Growth, Structure and Optical Characterization of Rb₃Ti₃P₅O₂₀ Single Crystal

Abstract

Phosphate crystals attract much attention on account of their rich crystal structures and excellent physical and chemical properties. Herein, Rb₃Ti₃P₅O₂₀ single crystals were grown by the high temperature solution method using Rb₂CO₃ and NH₄H₂PO₄ as the fluxes. This crystal, with non-centrosymmetric Pca2₁ space group, presents a three-dimensional framework structure composed of [TiO₆] octahedron, [PO₄] tetrahedra, and [P₂O₇] dimers. The electronic structure was measured via X-ray photoelectron spectroscopy. The measurements found that Rb₃Ti₃P₅O₂₀ has stronger Ti–O ionic bonding properties and weaker P–O covalent bonding properties compared to RbTiOPO₄. Optical measurements indicated that Rb₃Ti₃P₅O₂₀ has a 3.54 eV band gap and a wide transmission range (0.33–4.5 μm).

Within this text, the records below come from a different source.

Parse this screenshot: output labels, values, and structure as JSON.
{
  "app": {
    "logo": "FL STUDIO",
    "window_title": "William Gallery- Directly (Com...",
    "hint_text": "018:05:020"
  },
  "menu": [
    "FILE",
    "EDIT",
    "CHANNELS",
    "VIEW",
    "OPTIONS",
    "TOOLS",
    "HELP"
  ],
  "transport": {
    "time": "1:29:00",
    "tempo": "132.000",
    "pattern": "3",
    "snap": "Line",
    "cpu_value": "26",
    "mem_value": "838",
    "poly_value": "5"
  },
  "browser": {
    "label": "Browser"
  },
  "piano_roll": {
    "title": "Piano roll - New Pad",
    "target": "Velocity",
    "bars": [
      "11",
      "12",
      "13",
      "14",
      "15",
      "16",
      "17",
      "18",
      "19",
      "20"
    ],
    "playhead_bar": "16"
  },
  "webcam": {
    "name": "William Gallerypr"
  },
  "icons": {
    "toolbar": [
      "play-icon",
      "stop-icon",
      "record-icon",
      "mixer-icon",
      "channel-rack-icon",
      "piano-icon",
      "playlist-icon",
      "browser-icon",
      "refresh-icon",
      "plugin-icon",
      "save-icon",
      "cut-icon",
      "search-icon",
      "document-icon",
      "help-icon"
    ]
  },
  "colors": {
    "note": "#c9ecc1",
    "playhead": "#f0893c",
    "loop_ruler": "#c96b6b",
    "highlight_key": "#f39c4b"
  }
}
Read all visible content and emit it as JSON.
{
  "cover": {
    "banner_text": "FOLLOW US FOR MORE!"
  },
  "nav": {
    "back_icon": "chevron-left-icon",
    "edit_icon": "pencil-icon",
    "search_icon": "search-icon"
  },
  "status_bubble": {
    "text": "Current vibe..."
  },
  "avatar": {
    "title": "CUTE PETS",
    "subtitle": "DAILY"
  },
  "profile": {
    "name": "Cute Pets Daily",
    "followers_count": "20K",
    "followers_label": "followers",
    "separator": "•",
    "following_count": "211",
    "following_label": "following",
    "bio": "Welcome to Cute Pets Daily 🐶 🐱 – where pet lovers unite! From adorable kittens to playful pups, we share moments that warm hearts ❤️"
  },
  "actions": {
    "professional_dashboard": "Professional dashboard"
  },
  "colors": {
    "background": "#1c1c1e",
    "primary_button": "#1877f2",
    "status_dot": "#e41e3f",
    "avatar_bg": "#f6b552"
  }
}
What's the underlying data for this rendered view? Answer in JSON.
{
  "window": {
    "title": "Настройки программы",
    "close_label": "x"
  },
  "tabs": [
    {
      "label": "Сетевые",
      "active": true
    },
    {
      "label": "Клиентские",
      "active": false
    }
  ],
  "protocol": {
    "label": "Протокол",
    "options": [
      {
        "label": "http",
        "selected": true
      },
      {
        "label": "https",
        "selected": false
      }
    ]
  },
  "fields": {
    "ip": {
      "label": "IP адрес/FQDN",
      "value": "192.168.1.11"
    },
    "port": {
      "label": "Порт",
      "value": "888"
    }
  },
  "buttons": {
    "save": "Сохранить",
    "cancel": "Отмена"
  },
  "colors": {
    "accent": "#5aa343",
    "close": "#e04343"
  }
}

Theoretical calculations showed that Rb₃Ti₃P₅O₂₀ crystals have a moderate birefringence of 0.079 at 1064 nm. In addition, the relationship of the structure–property was studied using first-principles method. The results demonstrated that TiO₆ octahedron played a significant role for the optical properties.

1. Introduction

Inorganic phosphate materials have received considerable attention due to their rich structures and excellent physicochemical properties, as well as possessing broad applications in the fields of nonlinear optics, ferroelectricity, luminescence, energy technologies, and catalysts [1,2,3,4,5]. For instance, KTiOPO₄ (KTP) and KH₂PO₄ (KDP) crystals have been used for solid-state lasers as important nonlinear optical materials, and olivine-type LiFePO₄ is an outstanding cathode material for rechargeable Lithium batteries with high capacity [6,7,8]. In the structure of phosphate materials, one P atom is generally coordinated with four O atoms to shape into the [PO₄] tetrahedra. These [PO₄] tetrahedra units are also linked into different phosphorus oxygen groups by sharing oxygen atoms such as bisphosphonates, polyphosphate, and (PO₃)_∞ chains. These P–O groups can bond with other ionic polyhedrons to build three-dimensional framework structures [2,4,9].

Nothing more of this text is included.